法王帝説 皇前曰啓の記載有無 864
先週の「皇前曰啓」の有無の件について
有→中宮寺本と松下見林本
無→国宝知恩院本、及び、狩谷棭斎本(法王帝説證注)等に。
そして、有無を決定づけた尼僧の信如さんとは。
彼女の天寿国繍帳発見は1274年(文永11年)2月です。
この年の10月に「文永の役(元・高麗軍による九州への急襲)」あり。
知恩院本の最初持ち主の相慶さんは平安時代末期のお方との事。
従って、信如さんの新発見は全く知り得ませんので辻褄が合います。
しかしながら、又、ここで新たな疑問が生じます。
知恩院本の原本にも「皇前曰啓」がなかったのかしらん?
「上宮聖徳法王帝説」をもう一度「日本国語大辞典 精選版 小学館」で
確認してみます。
(「上宮聖徳法王」は聖徳太子の古い尊称。「帝説」は未詳。)
聖徳太子関係の伝記資料の集成。一巻。編者不明。
奈良初期に成った部分もあるというが、
現存本の形態は延喜17~永承5年(917~1050)頃の成立とされる。
太子の系譜、事績その他の記録・文書を収め、記紀の所伝と異な
るものが含まれるなど、古代史の史料として貴重。法隆寺の薬師
仏および釈迦仏の銘文、天寿国繍帳の銘文なども引証される。
Web上の「コトバンク ブリタニカ国際大百科事典」では
「聖徳太子に関する伝記史料を集めた古記録。1巻。
編者は法隆寺の僧であろう。主要部分は弘仁年間 (810~824) 以後
から延喜 17 (917) 年以前に成立し,現在のような形になったのは,
それ以後から永承5 (1050) 年までの間である。聖徳太子関係の皇室
の系譜,太子のひととなりと事業,法隆寺関係の銘文と注釈,太子
関係の歴史事実,欽明以下5天皇の治世と崩年などの記事から成る。
なかには「記紀」その他の所伝と異なるものが多く含まれ,
史料的価値の高いものといわれる。『群書類従』その他所収。
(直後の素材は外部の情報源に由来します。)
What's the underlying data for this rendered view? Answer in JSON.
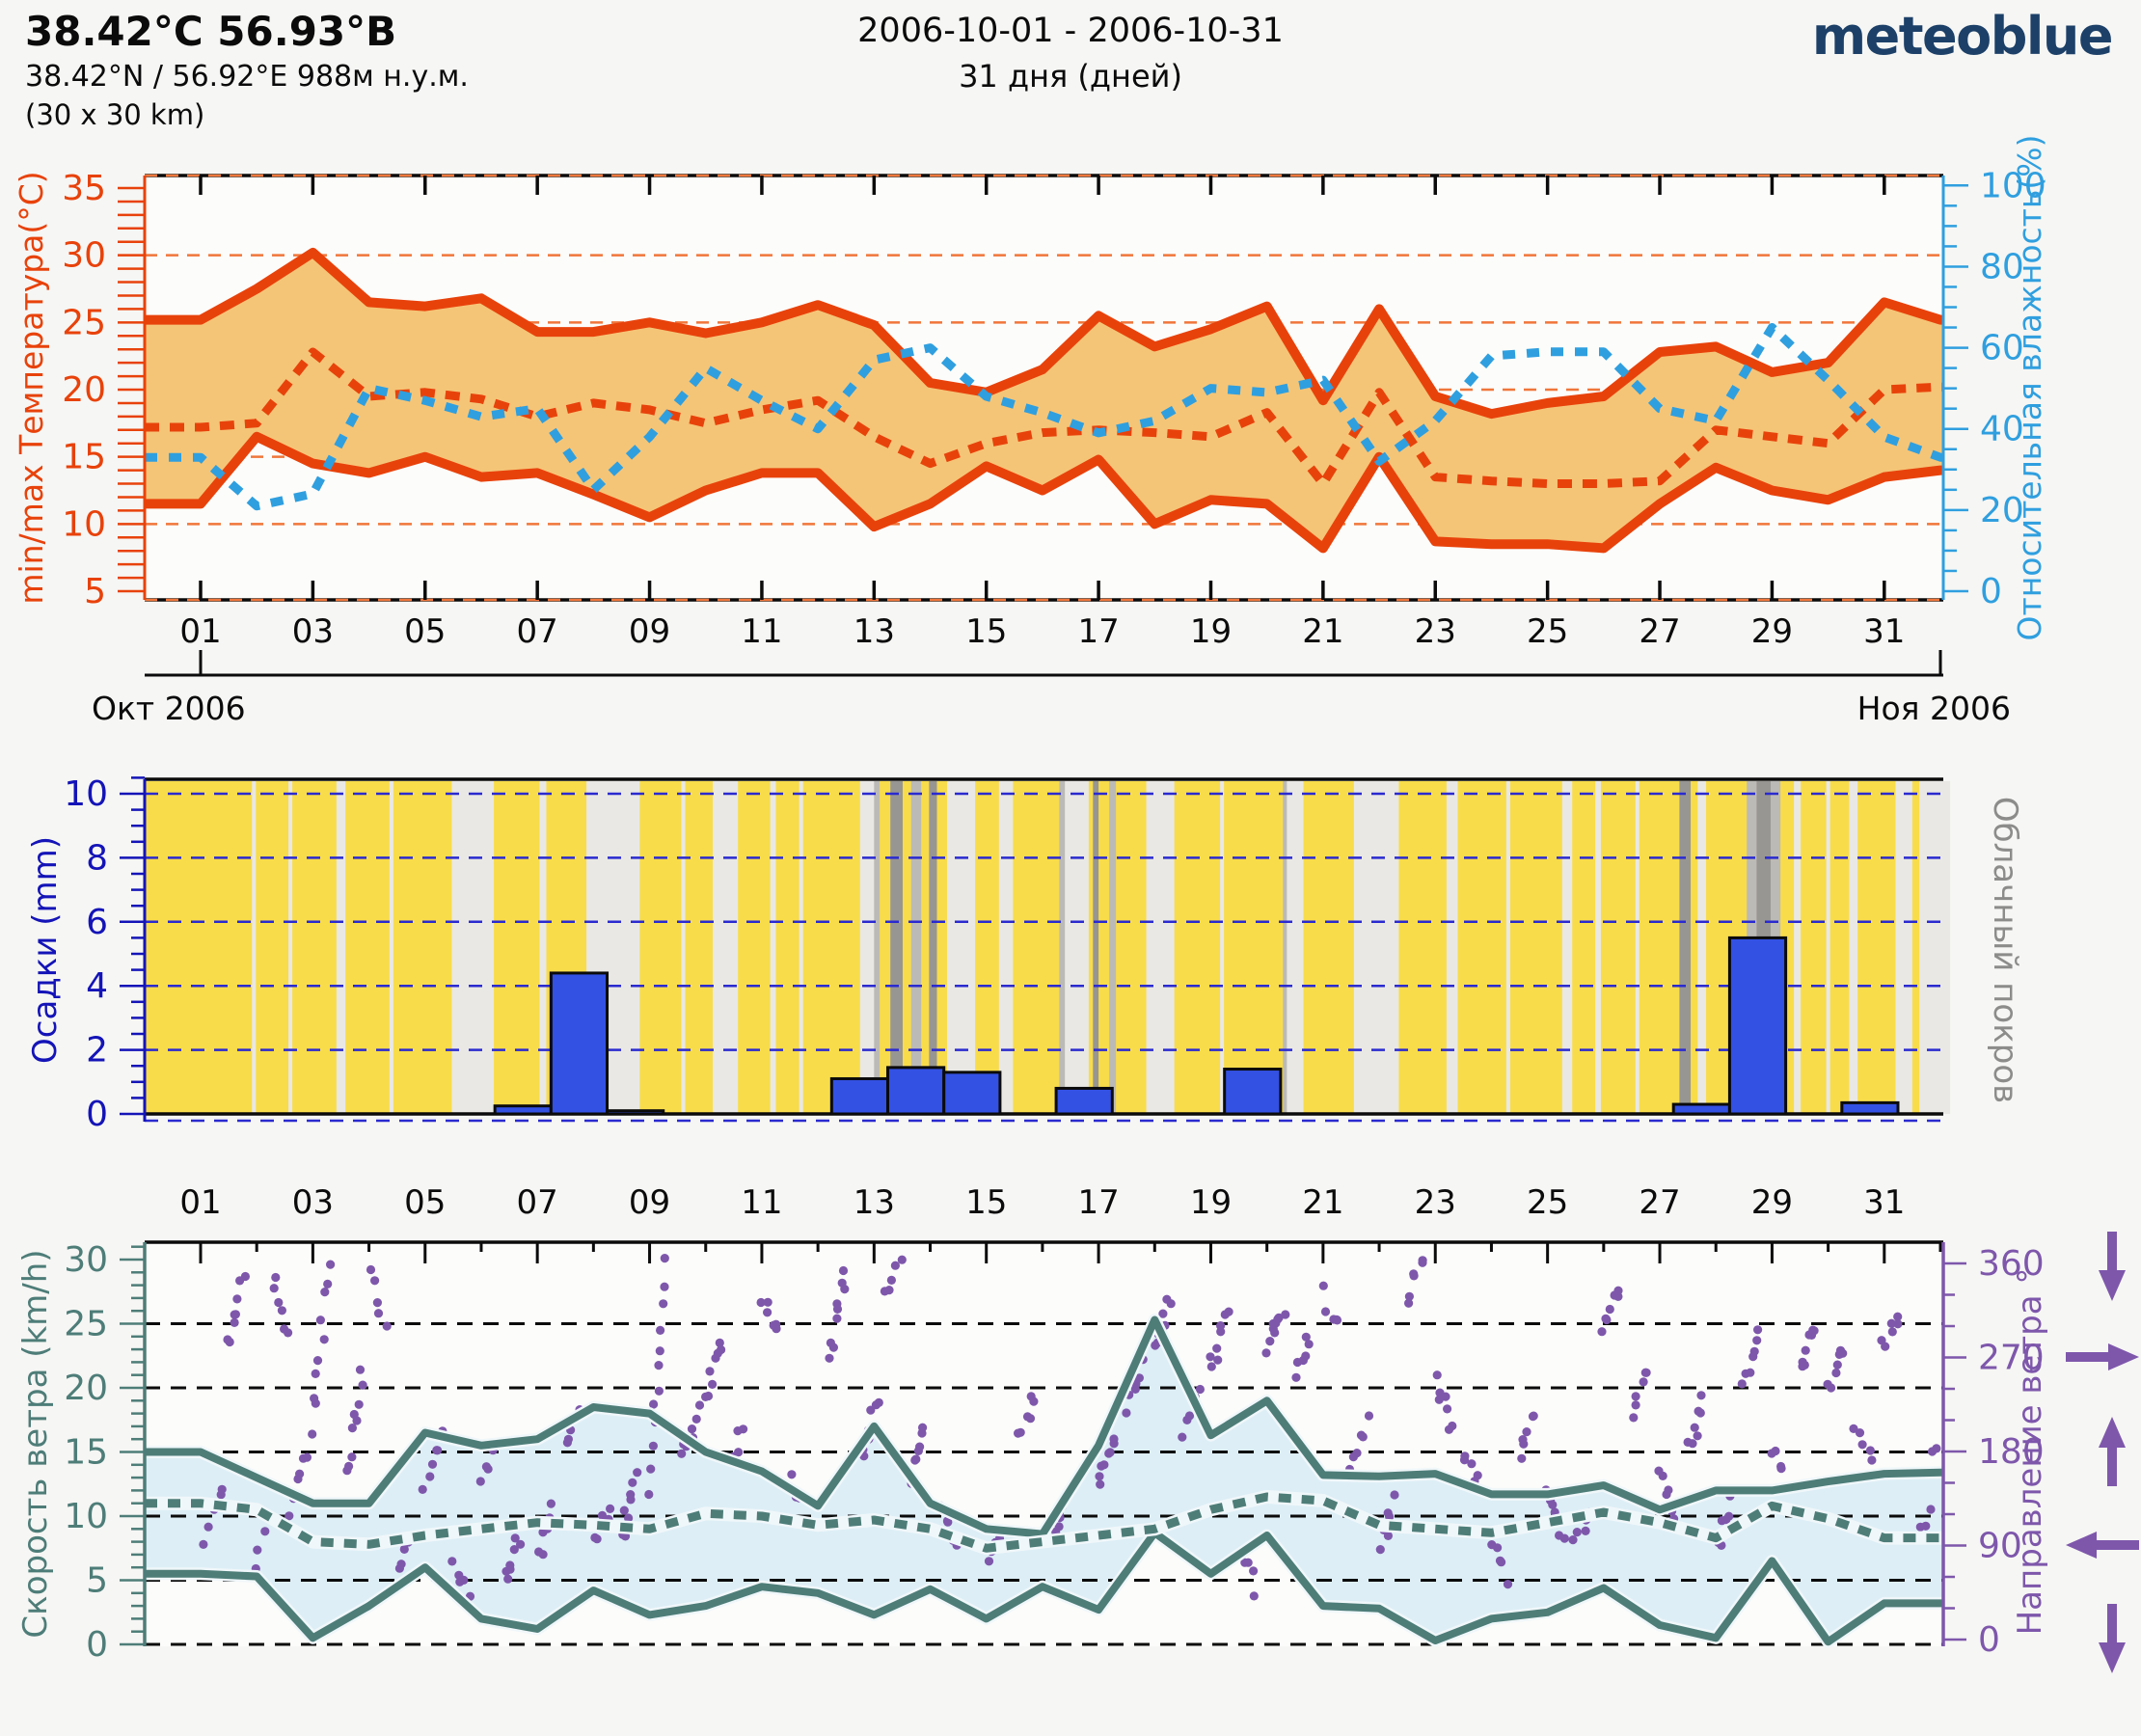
{
  "header": {
    "title": "38.42°С 56.93°В",
    "coords": "38.42°N / 56.92°E   988м н.у.м.",
    "grid_size": "(30 x 30 km)",
    "period": "2006-10-01 - 2006-10-31",
    "duration": "31 дня (дней)",
    "logo": "meteoblue"
  },
  "x_axis": {
    "day_labels": [
      "01",
      "03",
      "05",
      "07",
      "09",
      "11",
      "13",
      "15",
      "17",
      "19",
      "21",
      "23",
      "25",
      "27",
      "29",
      "31"
    ],
    "month_left": "Окт 2006",
    "month_right": "Ноя 2006"
  },
  "colors": {
    "page_bg": "#f6f6f4",
    "plot_bg": "#fcfcfa",
    "temp_line": "#e8420b",
    "temp_band": "#f5c577",
    "temp_grid": "#f0763a",
    "humidity": "#2f9fdf",
    "precip_bar": "#3351e3",
    "precip_axis": "#1414b8",
    "precip_grid": "#2a2ad0",
    "sun_yellow": "#f8dc4a",
    "cloud_light": "#e9e8e5",
    "cloud_medium": "#bcbab6",
    "cloud_dark": "#989692",
    "cloud_label": "#8c8c8a",
    "wind_line": "#4e7d78",
    "wind_band": "#ddeef6",
    "wind_dir": "#7e57ab",
    "frame": "#0b0b0b",
    "logo_blue": "#1c4068"
  },
  "chart_data": [
    {
      "id": "temperature_humidity",
      "type": "area",
      "y_left_label": "min/max Температура(°C)",
      "y_left_ticks": [
        5,
        10,
        15,
        20,
        25,
        30,
        35
      ],
      "y_left_range": [
        4.3,
        36.0
      ],
      "y_right_label": "Относительная влажность(%)",
      "y_right_ticks": [
        0,
        20,
        40,
        60,
        80,
        100
      ],
      "y_right_range": [
        0,
        100
      ],
      "days": [
        1,
        2,
        3,
        4,
        5,
        6,
        7,
        8,
        9,
        10,
        11,
        12,
        13,
        14,
        15,
        16,
        17,
        18,
        19,
        20,
        21,
        22,
        23,
        24,
        25,
        26,
        27,
        28,
        29,
        30,
        31,
        32
      ],
      "t_max": [
        25.2,
        27.5,
        30.2,
        26.5,
        26.2,
        26.8,
        24.3,
        24.3,
        25.0,
        24.2,
        25.0,
        26.3,
        24.8,
        20.5,
        19.8,
        21.5,
        25.5,
        23.2,
        24.5,
        26.2,
        19.2,
        26.0,
        19.5,
        18.2,
        19.0,
        19.5,
        22.8,
        23.2,
        21.3,
        22.0,
        26.5,
        25.2
      ],
      "t_min": [
        11.5,
        16.5,
        14.5,
        13.8,
        15.0,
        13.5,
        13.8,
        12.2,
        10.5,
        12.5,
        13.8,
        13.8,
        9.8,
        11.5,
        14.3,
        12.5,
        14.8,
        10.0,
        11.8,
        11.5,
        8.2,
        15.0,
        8.7,
        8.5,
        8.5,
        8.2,
        11.5,
        14.2,
        12.5,
        11.8,
        13.5,
        14.0
      ],
      "t_mean": [
        17.2,
        17.5,
        22.8,
        19.5,
        19.8,
        19.3,
        18.0,
        19.0,
        18.5,
        17.5,
        18.5,
        19.2,
        16.5,
        14.5,
        16.0,
        16.8,
        17.0,
        16.8,
        16.5,
        18.3,
        13.0,
        19.8,
        13.5,
        13.2,
        13.0,
        13.0,
        13.2,
        17.0,
        16.5,
        16.0,
        20.0,
        20.2
      ],
      "humidity": [
        33,
        21,
        24,
        50,
        47,
        43,
        45,
        25,
        38,
        55,
        47,
        40,
        57,
        60,
        48,
        44,
        39,
        42,
        50,
        49,
        52,
        32,
        42,
        58,
        59,
        59,
        45,
        42,
        65,
        52,
        38,
        33
      ]
    },
    {
      "id": "precipitation_cloud",
      "type": "bar",
      "y_left_label": "Осадки (mm)",
      "y_left_ticks": [
        0,
        2,
        4,
        6,
        8,
        10
      ],
      "y_left_range": [
        0,
        10.5
      ],
      "y_right_label": "Облачный покров",
      "bars": [
        {
          "day": 7,
          "mm": 0.25
        },
        {
          "day": 8,
          "mm": 4.4
        },
        {
          "day": 9,
          "mm": 0.1
        },
        {
          "day": 13,
          "mm": 1.1
        },
        {
          "day": 14,
          "mm": 1.45
        },
        {
          "day": 15,
          "mm": 1.3
        },
        {
          "day": 17,
          "mm": 0.8
        },
        {
          "day": 20,
          "mm": 1.4
        },
        {
          "day": 28,
          "mm": 0.3
        },
        {
          "day": 29,
          "mm": 5.5
        },
        {
          "day": 31,
          "mm": 0.35
        }
      ],
      "cloud_bands": {
        "light": [
          [
            1.95,
            0.06
          ],
          [
            2.6,
            0.06
          ],
          [
            3.5,
            0.16
          ],
          [
            4.4,
            0.06
          ],
          [
            5.85,
            0.75
          ],
          [
            7.1,
            0.12
          ],
          [
            8.35,
            0.95
          ],
          [
            9.6,
            0.06
          ],
          [
            10.35,
            0.45
          ],
          [
            11.2,
            0.1
          ],
          [
            11.7,
            0.06
          ],
          [
            12.9,
            0.3
          ],
          [
            14.55,
            0.5
          ],
          [
            15.35,
            0.25
          ],
          [
            16.6,
            0.45
          ],
          [
            18.1,
            0.5
          ],
          [
            19.2,
            0.06
          ],
          [
            20.5,
            0.3
          ],
          [
            21.95,
            0.8
          ],
          [
            23.3,
            0.2
          ],
          [
            24.3,
            0.06
          ],
          [
            25.35,
            0.18
          ],
          [
            25.9,
            0.1
          ],
          [
            26.6,
            0.06
          ],
          [
            27.75,
            0.15
          ],
          [
            29.45,
            0.12
          ],
          [
            30.0,
            0.06
          ],
          [
            30.45,
            0.15
          ],
          [
            31.35,
            0.3
          ],
          [
            31.9,
            0.55
          ]
        ],
        "medium": [
          [
            13.05,
            0.1
          ],
          [
            13.75,
            0.18
          ],
          [
            16.35,
            0.1
          ],
          [
            17.25,
            0.12
          ],
          [
            20.32,
            0.07
          ],
          [
            28.85,
            0.6
          ]
        ],
        "dark": [
          [
            13.4,
            0.22
          ],
          [
            14.05,
            0.14
          ],
          [
            16.95,
            0.1
          ],
          [
            27.45,
            0.2
          ],
          [
            28.85,
            0.25
          ]
        ]
      }
    },
    {
      "id": "wind",
      "type": "line",
      "y_left_label": "Скорость ветра (km/h)",
      "y_left_ticks": [
        0,
        5,
        10,
        15,
        20,
        25,
        30
      ],
      "y_left_range": [
        -0.5,
        31.3
      ],
      "y_right_label": "Направление ветра °",
      "y_right_ticks": [
        0,
        90,
        180,
        270,
        360
      ],
      "w_max": [
        15.0,
        13.0,
        11.0,
        11.0,
        16.5,
        15.5,
        16.0,
        18.5,
        18.0,
        15.0,
        13.5,
        10.8,
        17.0,
        11.0,
        9.0,
        8.6,
        15.5,
        25.3,
        16.3,
        19.0,
        13.2,
        13.1,
        13.3,
        11.7,
        11.7,
        12.4,
        10.5,
        12.0,
        12.0,
        12.7,
        13.3,
        13.4
      ],
      "w_min": [
        5.5,
        5.3,
        0.5,
        3.0,
        6.0,
        2.0,
        1.2,
        4.2,
        2.3,
        3.0,
        4.5,
        4.0,
        2.3,
        4.3,
        2.0,
        4.5,
        2.7,
        8.7,
        5.5,
        8.5,
        3.0,
        2.8,
        0.3,
        2.0,
        2.5,
        4.4,
        1.5,
        0.5,
        6.5,
        0.2,
        3.2,
        3.2
      ],
      "w_mean": [
        11.0,
        10.5,
        8.0,
        7.8,
        8.5,
        9.0,
        9.5,
        9.3,
        9.0,
        10.2,
        10.0,
        9.3,
        9.7,
        9.0,
        7.5,
        8.0,
        8.5,
        9.0,
        10.5,
        11.5,
        11.2,
        9.3,
        9.0,
        8.7,
        9.5,
        10.3,
        9.5,
        8.3,
        10.8,
        9.8,
        8.3,
        8.3
      ],
      "direction_runs": [
        [
          1.1,
          100,
          150,
          6
        ],
        [
          1.5,
          280,
          350,
          8
        ],
        [
          1.9,
          60,
          120,
          5
        ],
        [
          2.3,
          340,
          295,
          6
        ],
        [
          2.6,
          125,
          180,
          7
        ],
        [
          3.0,
          200,
          360,
          10
        ],
        [
          3.6,
          155,
          260,
          9
        ],
        [
          4.0,
          355,
          300,
          5
        ],
        [
          4.5,
          60,
          100,
          5
        ],
        [
          5.0,
          150,
          200,
          6
        ],
        [
          5.5,
          80,
          40,
          5
        ],
        [
          6.0,
          150,
          190,
          6
        ],
        [
          6.4,
          60,
          100,
          7
        ],
        [
          7.0,
          80,
          130,
          6
        ],
        [
          7.5,
          180,
          225,
          6
        ],
        [
          8.0,
          90,
          130,
          7
        ],
        [
          8.5,
          100,
          155,
          8
        ],
        [
          9.0,
          145,
          360,
          12
        ],
        [
          9.6,
          170,
          220,
          7
        ],
        [
          10.0,
          230,
          285,
          8
        ],
        [
          10.4,
          170,
          200,
          5
        ],
        [
          11.0,
          330,
          290,
          6
        ],
        [
          11.5,
          150,
          110,
          5
        ],
        [
          12.2,
          270,
          355,
          9
        ],
        [
          12.8,
          180,
          230,
          7
        ],
        [
          13.2,
          330,
          360,
          5
        ],
        [
          13.6,
          150,
          200,
          8
        ],
        [
          14.2,
          120,
          90,
          5
        ],
        [
          15.0,
          70,
          110,
          6
        ],
        [
          15.6,
          200,
          230,
          6
        ],
        [
          16.2,
          100,
          140,
          7
        ],
        [
          17.0,
          150,
          190,
          8
        ],
        [
          17.5,
          220,
          260,
          6
        ],
        [
          18.0,
          280,
          330,
          7
        ],
        [
          18.5,
          200,
          240,
          6
        ],
        [
          19.0,
          260,
          310,
          8
        ],
        [
          19.5,
          90,
          50,
          5
        ],
        [
          20.0,
          280,
          320,
          9
        ],
        [
          20.5,
          250,
          290,
          6
        ],
        [
          21.0,
          330,
          300,
          5
        ],
        [
          21.5,
          170,
          210,
          6
        ],
        [
          22.0,
          90,
          130,
          6
        ],
        [
          22.5,
          330,
          360,
          6
        ],
        [
          23.0,
          250,
          200,
          7
        ],
        [
          23.5,
          180,
          150,
          5
        ],
        [
          24.0,
          90,
          60,
          5
        ],
        [
          24.5,
          180,
          215,
          6
        ],
        [
          25.0,
          140,
          100,
          6
        ],
        [
          25.5,
          90,
          120,
          5
        ],
        [
          26.0,
          300,
          340,
          7
        ],
        [
          26.5,
          220,
          260,
          6
        ],
        [
          27.0,
          160,
          120,
          6
        ],
        [
          27.5,
          180,
          225,
          7
        ],
        [
          28.0,
          90,
          130,
          6
        ],
        [
          28.5,
          250,
          290,
          7
        ],
        [
          29.0,
          180,
          140,
          6
        ],
        [
          29.5,
          260,
          300,
          8
        ],
        [
          30.0,
          240,
          280,
          7
        ],
        [
          30.5,
          200,
          170,
          5
        ],
        [
          31.0,
          280,
          310,
          6
        ],
        [
          31.5,
          90,
          125,
          5
        ],
        [
          31.9,
          180,
          210,
          5
        ]
      ]
    }
  ]
}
」と。
これらの説明から「(法王帝説の)現存本」は1050年頃以前に成立。
更に遡るに「現存本」以前の「原本」は917年以前に成立。
この917年は「聖徳太子伝暦」著者が藤原兼輔(877~933)成立年と
される説からになります。
(兼輔さんは上宮聖徳法王帝説をご覧になって伝暦を作成から)
「聖徳太子伝暦」は570年~645年に渡る厩戸大王(皇子)に関わる
事案を編年体にて記述されている著作。
但し、この917年成立以外に諸説あります。
因みに以前紹介しました「聖徳太子伝暦」、
「厩戸大王 妻3名子女14名」
「再び、中宮寺弥勒菩薩像」等は
「聖徳太子伝暦 平氏撰(=聖徳太子平氏伝)」です。
平基親(1151~?)さんらが撰された説で平安後・鎌倉前期に。
どちらにせよ、信如さん繍帳発見以前ですので問題ありません。
続く。
ところで、猛暑続きの今日この頃、暫し「夏休み」を頂きます。